(I apologize in advance for the formatting. This is my first post here. Advice is welcome in that regard.)
This is the second part of a two-part question. The first part asks the following:
"If 2i is an eigenvalue of a real 2 x 2 matrix A, find A^2."
For this part, I simply used the fact that the eigenvalues for a matrix {{a,c},{d,a}} are given by a +/- sqrt(cd). I then let a = 0, c = 1, and d = 4/c = 1, giving me the matrix {{0,1},{4,0}}. Sure enough, that has the eigenvalue 2i.
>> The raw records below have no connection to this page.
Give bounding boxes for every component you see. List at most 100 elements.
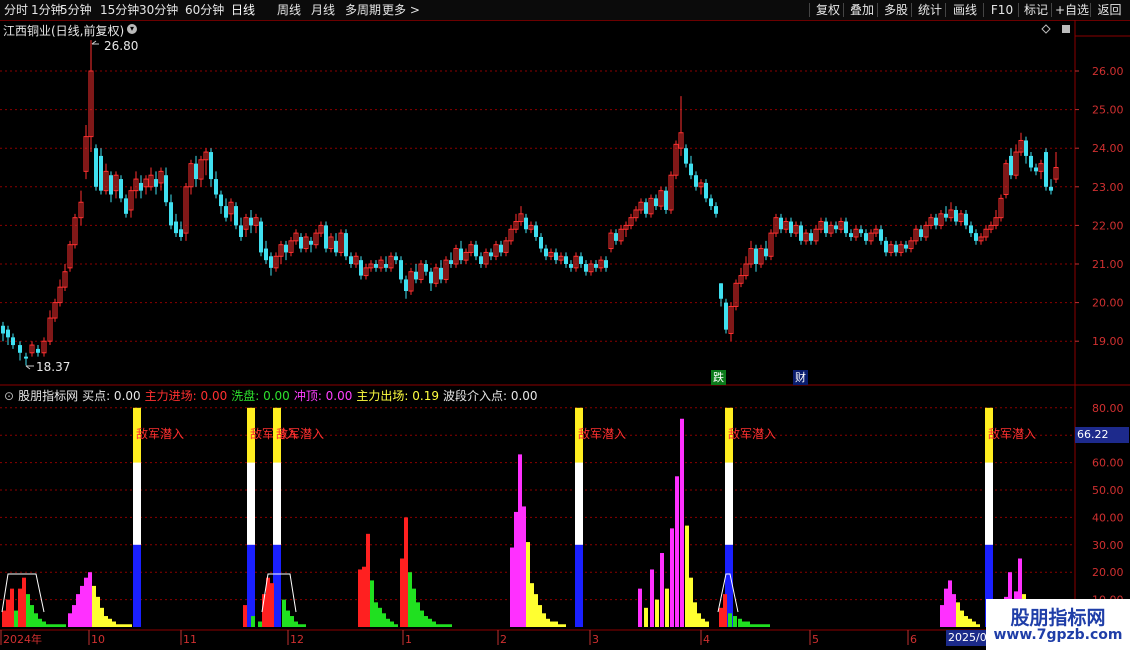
- watermark: 股朋指标网 www.7gpzb.com: [986, 599, 1130, 650]
- indicator-bar: [128, 624, 132, 627]
- candle-down: [36, 348, 40, 353]
- indicator-bar: [416, 602, 420, 627]
- candle-down: [894, 244, 898, 253]
- candle-down: [219, 194, 223, 207]
- indicator-axis-label: 80.00: [1092, 402, 1124, 415]
- candle-down: [449, 260, 453, 264]
- high-price-label: 26.80: [104, 39, 138, 53]
- indicator-bar: [723, 594, 727, 627]
- candle-down: [299, 236, 303, 249]
- candle-down: [964, 213, 968, 226]
- time-axis-label: 10: [91, 633, 105, 646]
- indicator-bar: [116, 624, 120, 627]
- candle-down: [424, 264, 428, 272]
- indicator-bar: [758, 624, 762, 627]
- candle-down: [824, 221, 828, 234]
- candle-down: [139, 182, 143, 191]
- candle-down: [234, 206, 238, 226]
- time-axis-label: 3: [592, 633, 599, 646]
- candle-down: [414, 271, 418, 280]
- indicator-bar: [412, 588, 416, 627]
- indicator-bar: [100, 607, 104, 627]
- indicator-bar: [6, 599, 10, 627]
- candle-down: [99, 155, 103, 191]
- indicator-settings-icon[interactable]: ⊙: [4, 389, 14, 403]
- indicator-bar: [2, 610, 6, 627]
- candle-down: [124, 198, 128, 214]
- time-axis-label: 4: [703, 633, 710, 646]
- time-axis-label: 5: [812, 633, 819, 646]
- time-axis-label: 6: [910, 633, 917, 646]
- candle-down: [349, 256, 353, 264]
- time-axis-label: 2: [500, 633, 507, 646]
- indicator-bar: [366, 533, 370, 627]
- indicator-bar: [370, 580, 374, 627]
- candle-down: [764, 248, 768, 257]
- candle-down: [569, 264, 573, 268]
- indicator-bar: [96, 596, 100, 627]
- indicator-bar: [680, 418, 684, 627]
- indicator-bar: [742, 621, 746, 627]
- indicator-bar: [108, 618, 112, 627]
- indicator-bar: [538, 605, 542, 627]
- indicator-bar: [14, 610, 18, 627]
- candle-down: [754, 248, 758, 264]
- candle-down: [404, 279, 408, 292]
- candle-down: [694, 175, 698, 187]
- indicator-bar: [251, 616, 255, 627]
- indicator-bar: [124, 624, 128, 627]
- indicator-bar: [766, 624, 770, 627]
- indicator-bar: [542, 613, 546, 627]
- indicator-bar: [286, 610, 290, 627]
- indicator-bar: [444, 624, 448, 627]
- candle-down: [194, 163, 198, 180]
- candle-down: [789, 221, 793, 234]
- indicator-bar: [54, 624, 58, 627]
- indicator-bar: [660, 553, 664, 627]
- price-axis-label: 22.00: [1092, 219, 1124, 232]
- indicator-bar: [390, 621, 394, 627]
- candle-down: [264, 248, 268, 261]
- candle-down: [169, 202, 173, 226]
- indicator-axis-label: 50.00: [1092, 484, 1124, 497]
- indicator-bar: [960, 610, 964, 627]
- candle-down: [664, 190, 668, 210]
- indicator-bar: [243, 605, 247, 627]
- candle-down: [644, 202, 648, 214]
- indicator-bar: [298, 624, 302, 627]
- price-axis-label: 19.00: [1092, 335, 1124, 348]
- indicator-bar: [62, 624, 66, 627]
- indicator-title: ⊙ 股朋指标网 买点: 0.00 主力进场: 0.00 洗盘: 0.00 冲顶: 0.00…: [4, 387, 542, 404]
- indicator-bar: [34, 613, 38, 627]
- candle-down: [324, 225, 328, 249]
- event-tag-finance[interactable]: 财: [793, 370, 808, 385]
- signal-label: 敌军潜入: [728, 426, 776, 441]
- candle-down: [359, 260, 363, 276]
- indicator-field-2: 洗盘: 0.00: [231, 389, 290, 403]
- indicator-field-4: 主力出场: 0.19: [356, 389, 439, 403]
- candle-down: [704, 182, 708, 199]
- indicator-bar: [294, 621, 298, 627]
- time-axis-label: 12: [290, 633, 304, 646]
- candle-down: [119, 179, 123, 199]
- indicator-bar: [22, 577, 26, 627]
- candle-down: [594, 264, 598, 268]
- indicator-bar: [575, 544, 583, 627]
- indicator-bar: [72, 605, 76, 627]
- candle-down: [109, 175, 113, 195]
- low-marker: [25, 365, 34, 370]
- candle-down: [284, 244, 288, 253]
- candle-down: [174, 221, 178, 234]
- candle-down: [684, 148, 688, 164]
- event-tag-fall[interactable]: 跌: [711, 370, 726, 385]
- candle-down: [544, 248, 548, 257]
- chart-canvas[interactable]: 26.00 25.00 24.00 23.00 22.00 21.00 20.00 19.00…: [0, 0, 1130, 650]
- candle-down: [399, 260, 403, 280]
- indicator-axis-label: 30.00: [1092, 539, 1124, 552]
- indicator-bar: [92, 585, 96, 627]
- time-axis-label: 1: [405, 633, 412, 646]
- indicator-bar: [956, 602, 960, 627]
- indicator-bar: [76, 594, 80, 627]
- indicator-bar: [273, 544, 281, 627]
- indicator-bar: [42, 621, 46, 627]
I, then, just multiplied it by itself to get A^2. I assume, however, that I was supposed to use the "A^2" part of the problem as some sort of a "hint" for its solution, and that's why I'm getting caught up on the second part of the problem. Anyway, the "nonzero" part is the issue for me because the matrix I used for the first part clearly has zero entries, and I can't figure out how one is supposed to construct a matrix with the given properties without zeroes in the "a" positions (seeing as the eigenvalues are given by a +/- sqrt(cd)).
So, that's my problem.
Here is a simple calculation. Let $A=\begin{pmatrix} a & b \\ c & d \end{pmatrix}$. Then the characteristic polynomial of $A$ is $\chi(t)=t^2-t(a+d)+ad-bc$. We want that $\chi(t)=t^2+4$. Then $2i$ is a root. Now this means, we want to solve the equations $a+d=0$ and $ad-bc=4$. Setting $d=-a$ we can choose any real $a,b,c$ with $a^2+bc=-4$. For example, $a=1$, $b=1$ and $c=-5$. That is, $A=\begin{pmatrix} 1 & 1 \\ -5 & -1 \end{pmatrix}$.
Furthermore, in this case, by Cayley Hamilton we have $A^2=-4I_2$, because $\chi(t)=t^2+4$.